Mia Guevarra, President, Akbayan SJSU - addresses a breakout session.

Mia Guevarra, President, Akbayan SJSU - addresses a breakout session.

by Leon Kimura

On Friday March 4th, the AAPI Community Summit at San Jose State University provided the opportunity to interact with many of the campus AAPI students, organization leaders and faculty. FYI, in a previous open forum, the students identified as issues on campus:

  • Lack of AAPI representation (events, resources, community engagement, cultural celebrations and holidays)
  • Model Minority myth expectation/pressure (especially in certain majors)
  • Need for mental health resources focused for the AAPI community
  • Decrease in available Asian American Studies sections and enrollment
  • Low numbers of AAPI faculty and staff
  • Lack of resources and funding specific for AAPIs

Dr. Michael Chang, founder of the Asian Pacific American Leadership Institute at De Anza college, made a welcoming presentation to help guide how to effect change.  He advised strategies such as always lean forward and not just stand still because the squeaky wheel gets the grease, work collectively, be visionary by developing a plan, be effective in institutional change by developing a path, and always take care of yourself by staying healthy.

During the summit sessions I attended, I learned that the landscape of AAPI ethnicity is becoming increasingly complex with the greater interracial mixes, let alone the new sexual and gender associations, etc.  Therefore, the binary fashion that race has traditionally been discussed is no longer adequate since these associations are no longer so black and white.  We now need a greater vocabulary and concepts to address the increasing complexities. As an aside, I noted that the students brought forth arguments both for and against racial dis-aggregation. On one hand, you want to separate out racial data to better understand the needs of individual ethnic groups but on the other, the groups, or more accurately, individual students, want to feel included and a part of the larger whole of being “Asian American”.

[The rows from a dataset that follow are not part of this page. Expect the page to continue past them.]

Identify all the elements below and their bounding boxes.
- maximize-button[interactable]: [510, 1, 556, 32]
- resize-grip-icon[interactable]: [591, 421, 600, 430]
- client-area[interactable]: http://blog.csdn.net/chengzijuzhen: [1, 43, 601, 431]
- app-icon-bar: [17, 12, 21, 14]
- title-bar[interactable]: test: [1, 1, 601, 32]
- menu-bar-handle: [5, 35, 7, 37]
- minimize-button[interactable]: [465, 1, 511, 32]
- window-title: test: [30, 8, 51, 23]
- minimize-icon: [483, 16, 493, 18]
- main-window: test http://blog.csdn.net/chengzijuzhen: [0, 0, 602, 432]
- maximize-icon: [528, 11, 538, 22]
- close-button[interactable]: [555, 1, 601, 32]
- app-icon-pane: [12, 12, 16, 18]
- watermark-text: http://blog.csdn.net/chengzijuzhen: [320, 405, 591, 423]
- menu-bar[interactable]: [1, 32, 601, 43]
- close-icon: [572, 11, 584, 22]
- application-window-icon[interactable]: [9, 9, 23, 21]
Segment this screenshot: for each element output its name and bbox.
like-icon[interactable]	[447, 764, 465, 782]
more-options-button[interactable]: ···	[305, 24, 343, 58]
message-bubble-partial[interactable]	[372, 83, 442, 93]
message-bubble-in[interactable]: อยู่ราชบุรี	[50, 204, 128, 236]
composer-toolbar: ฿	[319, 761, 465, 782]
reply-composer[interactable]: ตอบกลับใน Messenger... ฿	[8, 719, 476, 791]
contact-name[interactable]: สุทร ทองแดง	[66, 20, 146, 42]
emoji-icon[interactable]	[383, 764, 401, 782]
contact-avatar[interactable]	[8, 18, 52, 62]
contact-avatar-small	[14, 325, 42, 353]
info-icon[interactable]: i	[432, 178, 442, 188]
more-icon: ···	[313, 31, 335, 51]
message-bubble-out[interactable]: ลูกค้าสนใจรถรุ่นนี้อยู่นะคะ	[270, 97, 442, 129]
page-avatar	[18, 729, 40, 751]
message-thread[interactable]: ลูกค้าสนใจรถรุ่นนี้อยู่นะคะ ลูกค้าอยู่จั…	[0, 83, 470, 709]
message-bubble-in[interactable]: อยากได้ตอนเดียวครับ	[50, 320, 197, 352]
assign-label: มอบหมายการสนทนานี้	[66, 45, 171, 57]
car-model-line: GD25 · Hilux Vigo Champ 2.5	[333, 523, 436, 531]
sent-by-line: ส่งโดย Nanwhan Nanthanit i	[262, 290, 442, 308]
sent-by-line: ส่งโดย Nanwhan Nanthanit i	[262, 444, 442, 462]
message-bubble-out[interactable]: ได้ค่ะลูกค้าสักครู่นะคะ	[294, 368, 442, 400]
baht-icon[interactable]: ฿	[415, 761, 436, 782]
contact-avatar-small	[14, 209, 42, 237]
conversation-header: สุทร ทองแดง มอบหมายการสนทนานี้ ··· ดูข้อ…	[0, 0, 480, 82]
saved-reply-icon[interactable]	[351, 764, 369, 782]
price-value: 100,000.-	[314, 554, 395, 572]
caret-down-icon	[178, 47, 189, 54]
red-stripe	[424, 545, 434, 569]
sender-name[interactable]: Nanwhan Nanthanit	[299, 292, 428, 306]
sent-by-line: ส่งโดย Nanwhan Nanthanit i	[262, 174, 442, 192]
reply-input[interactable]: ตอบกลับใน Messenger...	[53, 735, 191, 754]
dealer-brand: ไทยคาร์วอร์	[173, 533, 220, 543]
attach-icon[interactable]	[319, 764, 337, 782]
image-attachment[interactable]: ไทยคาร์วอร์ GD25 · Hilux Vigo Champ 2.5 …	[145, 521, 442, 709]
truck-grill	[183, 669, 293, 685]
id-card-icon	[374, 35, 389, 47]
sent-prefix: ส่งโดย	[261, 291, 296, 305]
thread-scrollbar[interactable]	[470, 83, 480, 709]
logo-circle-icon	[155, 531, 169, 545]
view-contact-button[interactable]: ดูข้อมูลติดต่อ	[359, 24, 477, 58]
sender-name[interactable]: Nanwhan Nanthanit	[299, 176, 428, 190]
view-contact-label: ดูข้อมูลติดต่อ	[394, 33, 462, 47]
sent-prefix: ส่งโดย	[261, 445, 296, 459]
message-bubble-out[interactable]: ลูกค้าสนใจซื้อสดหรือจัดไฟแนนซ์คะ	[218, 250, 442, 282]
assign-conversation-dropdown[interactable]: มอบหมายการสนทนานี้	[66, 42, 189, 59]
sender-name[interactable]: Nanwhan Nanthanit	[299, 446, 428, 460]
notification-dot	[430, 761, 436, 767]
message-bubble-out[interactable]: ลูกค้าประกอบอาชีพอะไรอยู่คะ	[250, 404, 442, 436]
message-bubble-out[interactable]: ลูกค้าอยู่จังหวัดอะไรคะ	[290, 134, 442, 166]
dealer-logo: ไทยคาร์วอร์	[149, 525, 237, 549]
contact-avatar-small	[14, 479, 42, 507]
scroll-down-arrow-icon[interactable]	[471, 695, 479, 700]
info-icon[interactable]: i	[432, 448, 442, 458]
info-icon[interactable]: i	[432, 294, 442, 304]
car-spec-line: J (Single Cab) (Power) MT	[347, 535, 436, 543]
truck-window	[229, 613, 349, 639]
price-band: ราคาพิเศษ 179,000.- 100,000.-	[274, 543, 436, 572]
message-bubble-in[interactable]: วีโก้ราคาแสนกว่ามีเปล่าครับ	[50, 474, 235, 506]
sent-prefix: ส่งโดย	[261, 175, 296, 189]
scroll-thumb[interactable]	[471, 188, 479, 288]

Part of the discussion outcomes was about the need to to have visual references on campus for the AAPI students like others have the Tommie Smith/John Carlos statues and Cesar Chavez monument. Murals were suggested as a means to accomplish this and I suggested a global map incorporating a theme of showing all the AAPI countries to provide viewers the educational reference and to reinforce the inclusionary message for the students.

The students also made further comments about the support (or lack of) by the University for their needs including not being provided with space or a resource center(s) for their clubs to meet. After hearing the frustration of the students, I offered the Issei Memorial Building (IMB) as a safe haven to come and hold their meetings. At least until they could get on campus facilities from the University administration.  I explained that the JACL supports all ethnicities and indeed, all Americans, and are not exclusively JA.  Our Chapter has been working to foster connections with the SJSU students and it would be mutually beneficial if we could bring them into Japantown and expose them to our community and Chapter to possibly garner new participation and youthful energy.  Perhaps, an inclusive SJSU AAPI club collaborative could meet at the IMB with spinoff activities by all the various AAPI factions...

I also spoke to members of the faculty about partnerships between the University AAPI instructors/courses and Japantown and was told by Professor Hien Do, Ph.D - Professor and Coordinator of Asian American Studies, that they had worked with our community previously but was instructed by the Administration to stop due to insurance concerns. I explained that if he wished to reactivate a working relationship between the University students/classes with the SJ JACL, we could discuss having cooperative educational activities covered under our insurance policy. 

It will be great if some positive results from these discussions and interactions with the students and faculty occur! And in closing, I would also like to thank the Asian & Pacific Islander Faculty and Staff Association (APIFSA) for the invitation to attend.